An interesting new survey on board committee practice from a major accounting firm provides useful fodder for governance committee consideration. This is especially the case as some health system boards apply a committee structure that may be insufficiently responsive to current operational, financial, strategic, technical and legal challenges facing the organization.

Several aspects of the survey results may draw particular governance committee attention. For example, a significant majority of surveyed companies are adding to the overall roster of committees, typically in response to evolving board agendas, new governance pressures and priorities, and operational, legal and other environmental challenges. Also, the most responsibility delegated from the board is extended to the executive, audit, finance, compliance and risk committees. In addition, the compliance, risk and technology committees have seen the most growth in the past three years (in terms of creation as a separate body). There is also a recognition that certain emerging functions (e.g., cyber, digital transformation and information technology) should not automatically be assigned to the audit committee but may deserve their own committee platform.

From a health system perspective, perhaps the greatest value of this new survey is the prompt it provides to revisit the sufficiency and effectiveness of the board’s existing committee structure.
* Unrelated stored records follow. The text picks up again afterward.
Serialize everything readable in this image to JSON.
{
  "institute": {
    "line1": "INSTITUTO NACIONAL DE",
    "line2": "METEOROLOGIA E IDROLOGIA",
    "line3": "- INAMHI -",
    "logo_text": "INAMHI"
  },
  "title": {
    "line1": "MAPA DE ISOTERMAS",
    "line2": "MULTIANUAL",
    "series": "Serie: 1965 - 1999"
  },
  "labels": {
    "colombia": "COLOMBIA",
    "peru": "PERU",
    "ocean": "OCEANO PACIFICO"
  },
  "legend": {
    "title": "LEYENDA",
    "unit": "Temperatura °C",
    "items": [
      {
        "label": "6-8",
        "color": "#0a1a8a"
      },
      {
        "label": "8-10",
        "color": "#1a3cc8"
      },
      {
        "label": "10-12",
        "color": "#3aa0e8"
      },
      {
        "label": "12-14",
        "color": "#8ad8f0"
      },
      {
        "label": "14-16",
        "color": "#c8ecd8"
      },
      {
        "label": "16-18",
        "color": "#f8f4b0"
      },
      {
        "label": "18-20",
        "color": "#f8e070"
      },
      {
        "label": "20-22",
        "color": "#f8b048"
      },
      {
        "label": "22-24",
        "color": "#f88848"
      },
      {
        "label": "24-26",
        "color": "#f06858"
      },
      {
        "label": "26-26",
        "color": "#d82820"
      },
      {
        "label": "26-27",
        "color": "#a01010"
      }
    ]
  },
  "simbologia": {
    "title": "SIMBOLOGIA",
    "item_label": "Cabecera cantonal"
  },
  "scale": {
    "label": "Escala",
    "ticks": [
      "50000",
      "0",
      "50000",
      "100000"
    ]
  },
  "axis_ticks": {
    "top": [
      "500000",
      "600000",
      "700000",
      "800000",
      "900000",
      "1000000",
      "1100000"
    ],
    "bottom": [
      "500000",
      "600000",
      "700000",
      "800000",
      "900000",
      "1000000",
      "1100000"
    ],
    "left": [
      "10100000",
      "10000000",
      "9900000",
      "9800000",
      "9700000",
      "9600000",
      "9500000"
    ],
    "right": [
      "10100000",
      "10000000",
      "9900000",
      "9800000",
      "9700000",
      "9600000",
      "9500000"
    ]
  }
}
With guidance from the general counsel, the committee might prudently address such questions as whether (a) the board’s committee structure remains appropriate given current board priorities and system-specific needs; (b) the board is sufficiently familiar with relevant best practices, and peer company approaches, as to committee oversight responsibilities; (c) the results of board effectiveness assessments reveal governance problems that might be resolved with changes in committee structure; and (d) a more proactive committee practice could enhance board refreshment and oversight goals.